Similarly, as shown in FIG. 11(b), one can arrange three breakable fluid barriers 60c-e and two dissolvable plugs 16b,c in a channel 15b of a second tool, whereby the second tool then requires three pressure cycles to activate via the activation element 14b. Consequently, according to this embodiment, downhole tools can be arranged with different configurations of fluid barriers and plugs such as to activate at different times. This can, for example, be used where different tools arranged in a well completion is to be activated sequentially at different times, where pressurizing the well in cycles from the surface will activate different tools at different times, allowing time for the dissolvable plug(s) to dissolve between the applied pressure cycles. This may include, for example, a series of valves, such as hydraulic fracturing valves, arranged in the tubing string 50.

The activation element may comprise a sleeve 14 slidably arranged in a chamber 12, as illustrated in relation to the valve 1 described above, or the activation element may be of a different type, for example a different type of mechanical activation element, a swellable element or the like.

According to this embodiment, such a “counter system” functionality for controlled activation of downhole tools can be obtained without any mechanical or electronic counter system and with no moving parts required to be engaged by, for example, an activation element passed down into the well. A tool according to this embodiment can thereby provide a less costly system which is less prone to breakdown or failure, for example jamming due to contamination from well fluids.
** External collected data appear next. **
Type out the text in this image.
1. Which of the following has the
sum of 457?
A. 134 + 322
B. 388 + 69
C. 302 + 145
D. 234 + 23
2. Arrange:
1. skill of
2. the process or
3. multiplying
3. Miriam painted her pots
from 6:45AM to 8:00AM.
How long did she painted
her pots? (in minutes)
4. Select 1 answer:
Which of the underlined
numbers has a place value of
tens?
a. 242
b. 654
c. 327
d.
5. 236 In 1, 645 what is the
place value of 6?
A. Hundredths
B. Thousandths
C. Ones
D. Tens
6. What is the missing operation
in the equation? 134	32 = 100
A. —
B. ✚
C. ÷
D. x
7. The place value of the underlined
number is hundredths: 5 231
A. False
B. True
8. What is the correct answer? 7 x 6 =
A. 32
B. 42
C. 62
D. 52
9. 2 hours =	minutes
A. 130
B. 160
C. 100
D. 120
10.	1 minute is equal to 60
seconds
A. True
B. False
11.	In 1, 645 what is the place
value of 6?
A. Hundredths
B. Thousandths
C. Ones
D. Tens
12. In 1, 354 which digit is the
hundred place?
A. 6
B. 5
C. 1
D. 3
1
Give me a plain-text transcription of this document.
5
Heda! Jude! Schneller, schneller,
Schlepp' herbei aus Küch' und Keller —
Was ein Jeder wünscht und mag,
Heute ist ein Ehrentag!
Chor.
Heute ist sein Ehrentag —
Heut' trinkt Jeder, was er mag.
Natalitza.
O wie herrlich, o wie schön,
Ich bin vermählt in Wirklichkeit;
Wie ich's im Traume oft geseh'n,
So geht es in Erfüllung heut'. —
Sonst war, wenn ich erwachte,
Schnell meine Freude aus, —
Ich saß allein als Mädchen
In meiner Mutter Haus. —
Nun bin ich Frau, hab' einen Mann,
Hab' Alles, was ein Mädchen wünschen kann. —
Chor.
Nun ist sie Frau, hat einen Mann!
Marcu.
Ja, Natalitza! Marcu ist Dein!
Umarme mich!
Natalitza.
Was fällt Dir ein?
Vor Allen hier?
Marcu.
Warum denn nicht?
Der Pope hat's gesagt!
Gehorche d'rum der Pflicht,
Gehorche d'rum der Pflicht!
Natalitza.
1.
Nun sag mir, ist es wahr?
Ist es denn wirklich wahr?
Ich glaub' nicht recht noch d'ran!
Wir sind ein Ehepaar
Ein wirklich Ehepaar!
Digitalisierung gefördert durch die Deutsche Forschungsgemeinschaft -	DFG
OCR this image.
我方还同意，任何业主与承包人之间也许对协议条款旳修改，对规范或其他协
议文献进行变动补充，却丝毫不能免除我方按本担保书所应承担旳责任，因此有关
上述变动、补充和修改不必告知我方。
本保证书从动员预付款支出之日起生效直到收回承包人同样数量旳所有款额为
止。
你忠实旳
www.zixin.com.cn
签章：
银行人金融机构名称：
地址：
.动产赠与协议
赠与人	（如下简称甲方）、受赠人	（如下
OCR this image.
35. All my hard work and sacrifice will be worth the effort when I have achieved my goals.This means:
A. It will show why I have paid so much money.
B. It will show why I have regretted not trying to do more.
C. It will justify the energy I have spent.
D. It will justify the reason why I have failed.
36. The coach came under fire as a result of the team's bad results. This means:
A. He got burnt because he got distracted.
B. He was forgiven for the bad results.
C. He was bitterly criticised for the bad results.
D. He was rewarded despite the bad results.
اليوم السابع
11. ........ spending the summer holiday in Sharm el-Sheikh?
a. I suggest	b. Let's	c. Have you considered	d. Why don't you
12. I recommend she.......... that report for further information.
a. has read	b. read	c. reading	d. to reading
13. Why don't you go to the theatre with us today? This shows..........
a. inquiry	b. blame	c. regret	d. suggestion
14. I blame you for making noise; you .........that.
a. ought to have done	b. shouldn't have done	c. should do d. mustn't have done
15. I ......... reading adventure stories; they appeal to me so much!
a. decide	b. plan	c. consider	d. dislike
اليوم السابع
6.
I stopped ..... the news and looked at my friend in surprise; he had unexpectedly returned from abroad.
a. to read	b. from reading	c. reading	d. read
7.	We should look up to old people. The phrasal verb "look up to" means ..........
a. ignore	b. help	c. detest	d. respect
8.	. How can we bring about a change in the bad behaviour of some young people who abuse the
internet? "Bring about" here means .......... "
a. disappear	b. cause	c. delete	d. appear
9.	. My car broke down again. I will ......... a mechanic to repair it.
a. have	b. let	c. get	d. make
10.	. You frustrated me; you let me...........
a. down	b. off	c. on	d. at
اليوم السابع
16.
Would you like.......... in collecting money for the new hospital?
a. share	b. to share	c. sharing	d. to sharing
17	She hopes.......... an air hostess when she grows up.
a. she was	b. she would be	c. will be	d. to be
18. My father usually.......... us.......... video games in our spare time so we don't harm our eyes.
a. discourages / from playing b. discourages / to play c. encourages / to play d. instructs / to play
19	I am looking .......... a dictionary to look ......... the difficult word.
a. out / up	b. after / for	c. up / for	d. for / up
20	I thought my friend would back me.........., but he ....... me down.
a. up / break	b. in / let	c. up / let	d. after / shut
Examples of downhole tools that can be operated with this type of counter system include, but are not limited to: valves; production packers; downhole barrier plugs; sliding sleeves; cementing equipment; perforation systems; and setting tools. These are only examples of tools, and not meant to be limiting in any way; the skilled person will understand that this counter system can be implemented in virtually any type of downhole tool which requires activation from surface.

In an embodiment, there is provided a tubular assembly 50 for use in a wellbore, comprising a first downhole tool according to any of the embodiments described above and a second downhole tool according to any of the embodiments described above, wherein the first downhole tool has a higher number of dissolvable plugs 16,16a-c and a higher number of breakable fluid barriers 60,60a-e than the second downhole tool. The first downhole tool and the second downhole tool may be valves according to any of the embodiments described above.

According to certain embodiments described herein, an improved downhole tool is provided. In some embodiments, for example, after cementing and completion, a tool according to embodiments described here may allow more flexibility in pressure testing of the completion before the tool is activated and, for example, hydraulic fracturing operations and well production commence. Testing with high pressures may therefore be performed, without the risk that the tool unintentionally activates under the test pressure. Further, there will be no need to apply a pressure higher than that against which the completion has been pressure tested to activate the tool.

The tool according to certain embodiments described herein further provdes a compact and reliable solution for use as, for example, a toe valve in well completions. The inner diameter in the main passage 11 can be designed to be only minimally smaller than the tubular bore, and the risk that the operation of the valve is interrupted by, for example, cement clogging fluid activation paths is minimised. In certain embodiments there is provided a valve 1 in which the valve body 10 can be made up of fewer components with less machining required, which, for example, eases manufacturing and increases operational reliability. For example, fewer sealing faces reduces the sealing requirements and the risk of leakage, while the structural arrangement reduces the risk of operational failures, for example when the valve 1 is subjected to high compression, tension, or bending forces, as is commonly the case in wellbore completions.

When used in this specification and claims, the terms “comprises” and “comprising” and variations thereof mean that the specified features, steps or integers are included. The terms are not to be interpreted to exclude the presence of other features, steps or components.

The features disclosed in the foregoing description, or the following claims, or the accompanying drawings, expressed in their specific forms or in terms of a means for performing the disclosed function, or a method or process for attaining the disclosed result, as appropriate, may, separately, or in any combination of such features, be utilised for realising the invention in diverse forms thereof. In particular, a variety of features associated with a downhole valve 1 have been described in relation to different embodiments. Although individual fetaures may have been described in relation to different embodiments, it is to be understood that each individual feature, or a selection of features, described above may be used or combined with any of the embodiments, to the extent that this is technically feasible.

The present invention is not limited to the embodiments described herein; reference should be had to the appended claims.